A Prominent early settler in the  Mobile  area  was one Josiah BLAKELEY who came from the Haven, Connecticut by way of  Santiago,  Cuba where he spent six years. He left New Haven  around  1800  and  arrived  in  Mobile  in  1806  or 1807. He purchased 2,000 acres of land  across  the  Mobile  River  from  the city on the deltaic marsh island which still bears  his  name,  constructed a house which he named "Festino Plantation" and operated a  farm  there  for several years. He is said to have been single and  lived  alone. Although a professing Protestant, he regularly attended the Roman  Catholic  Church.  Since  Mobile  was then part of Spanish West Florida it was likely that  the  Roman  Church was the only game in town.
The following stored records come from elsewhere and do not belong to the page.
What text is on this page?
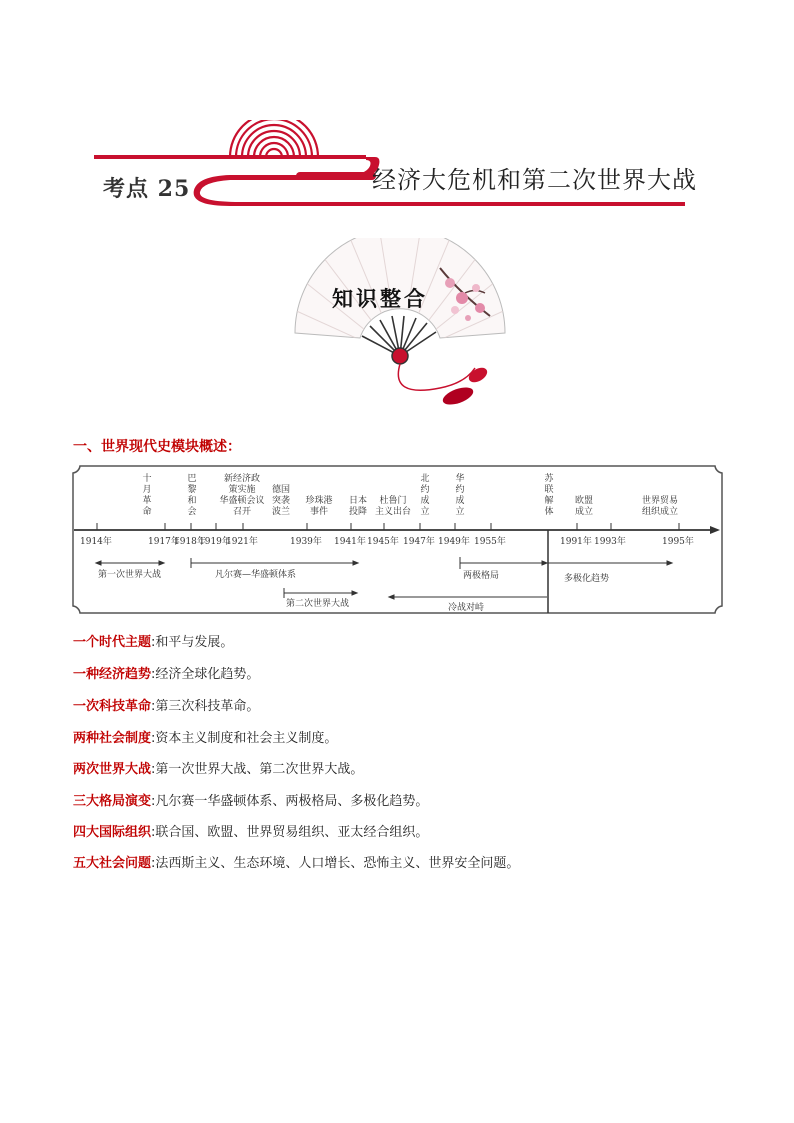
✦
考点 25	经济大危机和第二次世界大战
知识整合
一、世界现代史模块概述：
1914年	1917年
1918年
1919年
1921年	1939年 1941年 1945年 1947年 1949年 1955年	1991年 1993年	1995年
十月革命
巴黎和会
新经济政策实施华盛顿会议召开
德国突袭波兰
珍珠港事件
日本投降
杜鲁门主义出台
北约成立
华约成立
苏联解体
欧盟成立
世界贸易组织成立
第一次世界大战	凡尔赛—华盛顿体系
第二次世界大战
两极格局
冷战对峙
多极化趋势
一个时代主题:和平与发展。
一种经济趋势:经济全球化趋势。
一次科技革命:第三次科技革命。
两种社会制度:资本主义制度和社会主义制度。
两次世界大战:第一次世界大战、第二次世界大战。
三大格局演变:凡尔赛一华盛顿体系、两极格局、多极化趋势。
四大国际组织:联合国、欧盟、世界贸易组织、亚太经合组织。
五大社会问题:法西斯主义、生态环境、人口增长、恐怖主义、世界安全问题。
The record shows that in 1813 he  purchased  a large tract of land on relatively high ground at the eastern rim of  the  Mobile River delta, on a tidewater river
which also still bears his name  and  along  with other investors, constructed a deep water seaport. The port was  instantly  successful due to its accessibility to the Mobile Bay and Gulf of Mexico.  This  was in the days before dredging and shippers depended on naturally occurring channels for navigation. It seems that, for most of each year a large  sand  bar  blocked  the mouth of the Mobile river leading to the port of Mobile and ocean  traffic had to take a  circuitous route up the Spanish river to  its confluence  the  Mobile  and  then back down about twenty miles to the port. A shipping boom began in 1817 but the ensuing panic of 1819 slowed growth. The greatest era of prosperity  for the port was from 1821 - 1825. Josiah died in 1815 and is reportedly  buried at the old town of BLAKELEY. In recent years a popular  movement  has  developed  to  restore what is left by BLAKELEY it has been officially designated a Historic Area.